Authors: D.J. Taylor
Tags: #Fiction, #Horse Racing, #Sports & Recreation, #Historical, #General Fiction
Mr Happerton’s gaze took in the quivering horse, the spilled oil and the raised arm all in a moment. He was horribly afraid – afraid of the blood on the horse’s flank, and the terror in his eyes, but a part of him felt also an inexpressible relief. Whatever might have happened, Tiberius was at any rate not dead. ‘What on earth has been going on? What is the matter with Tiberius?’
Jem had begun gingerly to pat the horse’s flank with the blanket-end, which Tiberius suffered him to do.
‘Someone have broke in through the side door in the night – see there how the bolt is forced and the straw all thrown about. Whoever it was has cut Tiberius on the flank, and – here again – on the foreleg. It’s my belief it were done lately, too, for when I came in here ten minutes since I heered a noise of broke glass very like a lamp being turned over.’
All this time Captain Raff had been edging forward at Mr Happerton’s side, like a terrier anxious to get at a rat. ‘The confounded villain,’ he now yelled. ‘We must search the estate, find him and have him hanged.’
‘You’re the bravest fellow that ever there was, Raff, and I always said so,’ Mr Happerton remarked, almost wearily, and then, addressing himself to Jem Claypole: ‘He seems quieter now. See if you can get that bridle around his neck. There, old fellow’ – this to Tiberius – ‘I shan’t hurt you, even if some other scoundrel has.’
Captain Raff looked as if he would like to make another rush, but Mr Happerton pushed him away, went over to the horse, and, taking great care – for the animal reared up at his approach – made a close inspection of his injuries, which were as Jem had described them. There was a great gash on the horse’s flank, from which blood oozed forth, and another, lesser, mark somewhere above his forehock.
‘Very well,’ Mr Happerton said. ‘Jem Claypole, I am obliged to you. Heaven knows what might have happened had you come a moment later. Now, you should have the property searched and send someone for the constable.’ As Mr Happerton pronounced these instructions, his eye fell on incidentals: a mouse creeping through the dirt a dozen feet away; a line of ancient horse-brasses that hung on the mouldering plaster; a splash of bright blood upon the straw. ‘As for you, Raff, you had better ride into Scroop as fast as you can and bring the vet back with you.’
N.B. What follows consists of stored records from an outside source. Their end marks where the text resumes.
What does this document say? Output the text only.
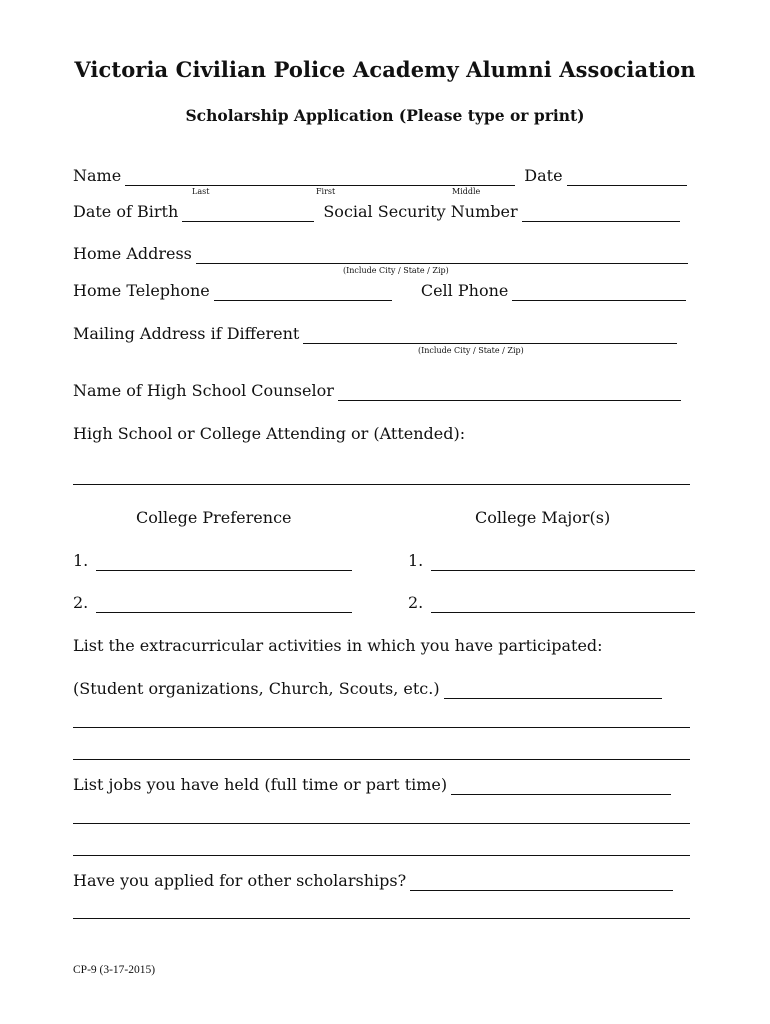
Victoria Civilian Police Academy Alumni Association
Scholarship Application (Please type or print)
Name	Date
Last	First	Middle
Date of Birth	Social Security Number
Home Address
(Include City / State / Zip)
Home Telephone	Cell Phone
Mailing Address if Different
(Include City / State / Zip)
Name of High School Counselor
High School or College Attending or (Attended):
College Preference	College Major(s)
1.	1.
2.	2.
List the extracurricular activities in which you have participated:
(Student organizations, Church, Scouts, etc.)
List jobs you have held (full time or part time)
Have you applied for other scholarships?
CP-9 (3-17-2015)
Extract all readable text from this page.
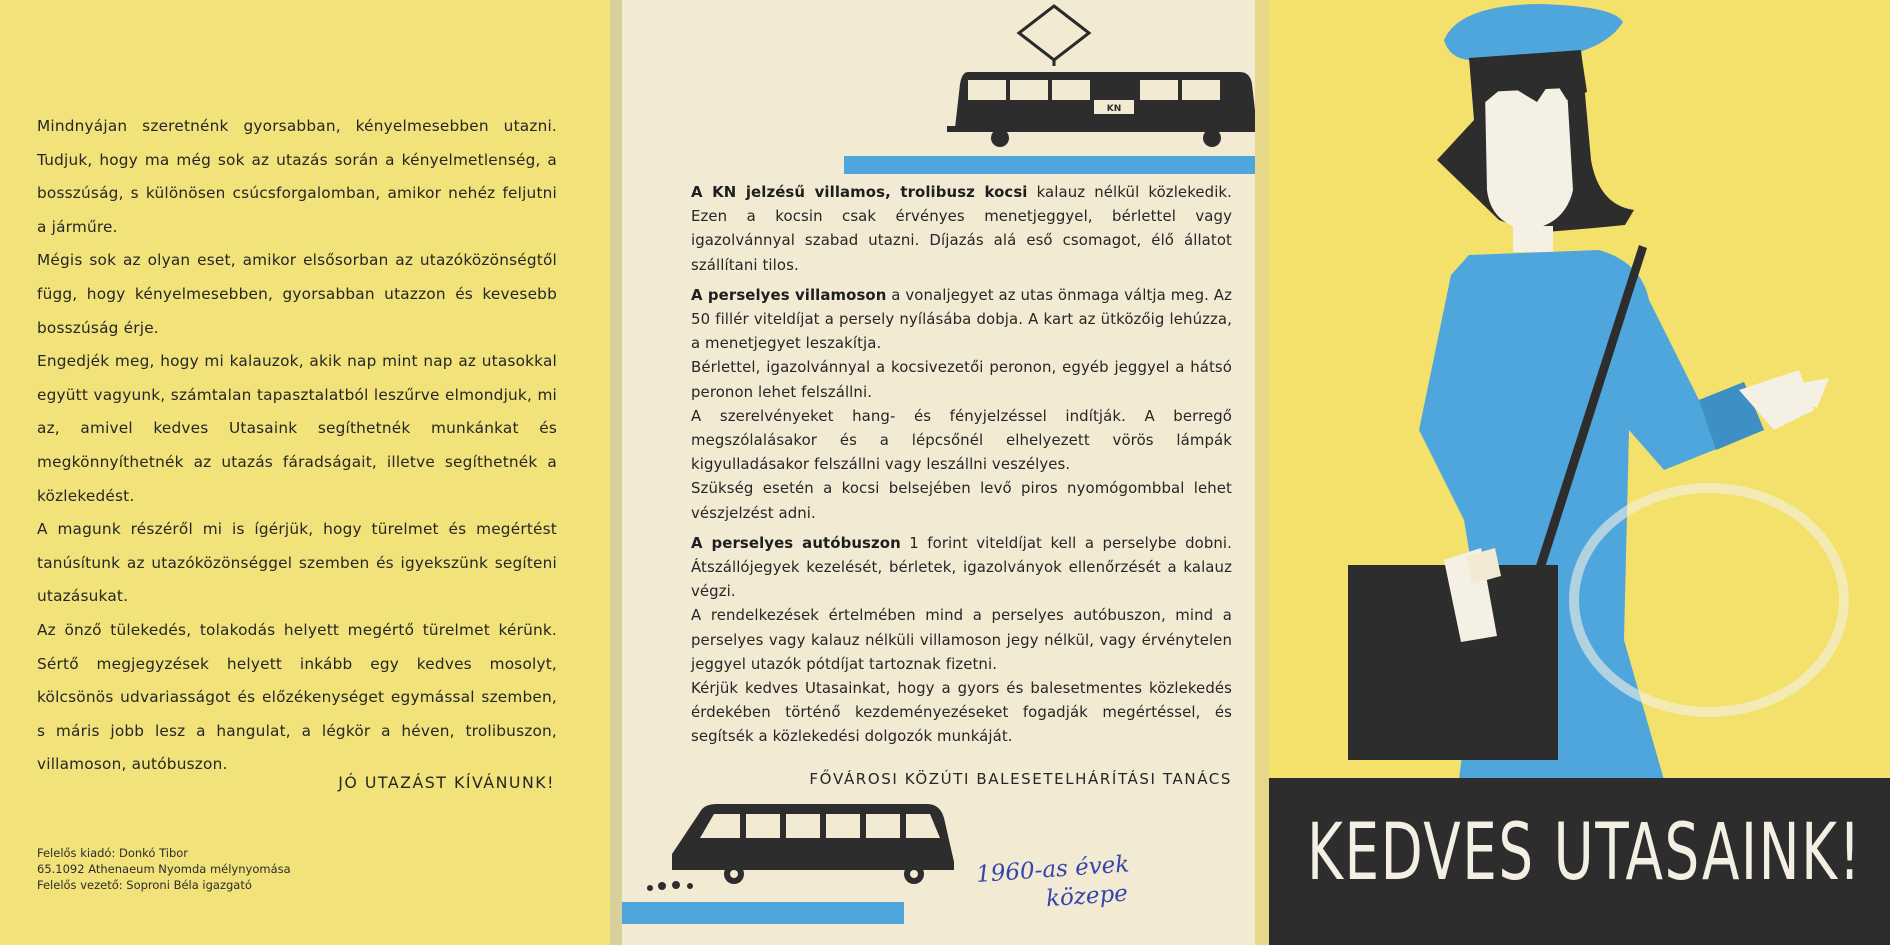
Mindnyájan szeretnénk gyorsabban, kényelmesebben utazni. Tudjuk, hogy ma még sok az utazás során a kényelmetlenség, a bosszúság, s különösen csúcsforgalomban, amikor nehéz feljutni a járműre.

Mégis sok az olyan eset, amikor elsősorban az utazóközönségtől függ, hogy kényelmesebben, gyorsabban utazzon és kevesebb bosszúság érje.

Engedjék meg, hogy mi kalauzok, akik nap mint nap az utasokkal együtt vagyunk, számtalan tapasztalatból leszűrve elmondjuk, mi az, amivel kedves Utasaink segíthetnék munkánkat és megkönnyíthetnék az utazás fáradságait, illetve segíthetnék a közlekedést.

A magunk részéről mi is ígérjük, hogy türelmet és megértést tanúsítunk az utazóközönséggel szemben és igyekszünk segíteni utazásukat.

Az önző tülekedés, tolakodás helyett megértő türelmet kérünk. Sértő megjegyzések helyett inkább egy kedves mosolyt, kölcsönös udvariasságot és előzékenységet egymással szemben, s máris jobb lesz a hangulat, a légkör a héven, trolibuszon, villamoson, autóbuszon.

JÓ UTAZÁST KÍVÁNUNK!
Felelős kiadó: Donkó Tibor
65.1092 Athenaeum Nyomda mélynyomása
Felelős vezető: Soproni Béla igazgató
KN

A KN jelzésű villamos, trolibusz kocsi kalauz nélkül közlekedik. Ezen a kocsin csak érvényes menetjeggyel, bérlettel vagy igazolvánnyal szabad utazni. Díjazás alá eső csomagot, élő állatot szállítani tilos.

A perselyes villamoson a vonaljegyet az utas önmaga váltja meg. Az 50 fillér viteldíjat a persely nyílásába dobja. A kart az ütközőig lehúzza, a menetjegyet leszakítja.

Bérlettel, igazolvánnyal a kocsivezetői peronon, egyéb jeggyel a hátsó peronon lehet felszállni.

A szerelvényeket hang- és fényjelzéssel indítják. A berregő megszólalásakor és a lépcsőnél elhelyezett vörös lámpák kigyulladásakor felszállni vagy leszállni veszélyes.

Szükség esetén a kocsi belsejében levő piros nyomógombbal lehet vészjelzést adni.

A perselyes autóbuszon 1 forint viteldíjat kell a perselybe dobni. Átszállójegyek kezelését, bérletek, igazolványok ellenőrzését a kalauz végzi.

A rendelkezések értelmében mind a perselyes autóbuszon, mind a perselyes vagy kalauz nélküli villamoson jegy nélkül, vagy érvénytelen jeggyel utazók pótdíjat tartoznak fizetni.

Kérjük kedves Utasainkat, hogy a gyors és balesetmentes közlekedés érdekében történő kezdeményezéseket fogadják megértéssel, és segítsék a közlekedési dolgozók munkáját.

FŐVÁROSI KÖZÚTI BALESETELHÁRÍTÁSI TANÁCS
1960-as évek
közepe	KEDVES UTASAINK!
‘I should like to take a knife to the d——d villain that did it,’ said Captain Raff stoutly. But he consented to saddle up a horse and gallop off into Scroop as he was bidden. Jem Claypole went off to execute his commissions. Mr Happerton, with another glance at Tiberius, whose nervous terror seemed somewhat to have abated, went back into the house to complete his toilet.
*
There is rather a gash in his flank
, Mr Happerton wrote to his wife
, and no one save Curbishley cares to go near him, but I think he will do. Raff is being very martial and belligerent, saying it is all a plot, and ready to fight a duel with anyone who says otherwise. If you have a moment, you might tell Mr Gaffney that all is well – or nearly well – as I know this is an affair in which he takes an interest. My regards to your father, and tell him I hope that he is comfortable, and that I shall see him before very long
.
Your affectionate husband
G. Happerton
*
‘There is some mischief about the horse,’ Mrs Rebecca said to her maid as she looked at the letter next morning in Belgrave Square.
‘You don’t say, ma’am,’ Nokes remarked, continuing to buff away at an area of the mahogany sideboard that did not in the least need polishing.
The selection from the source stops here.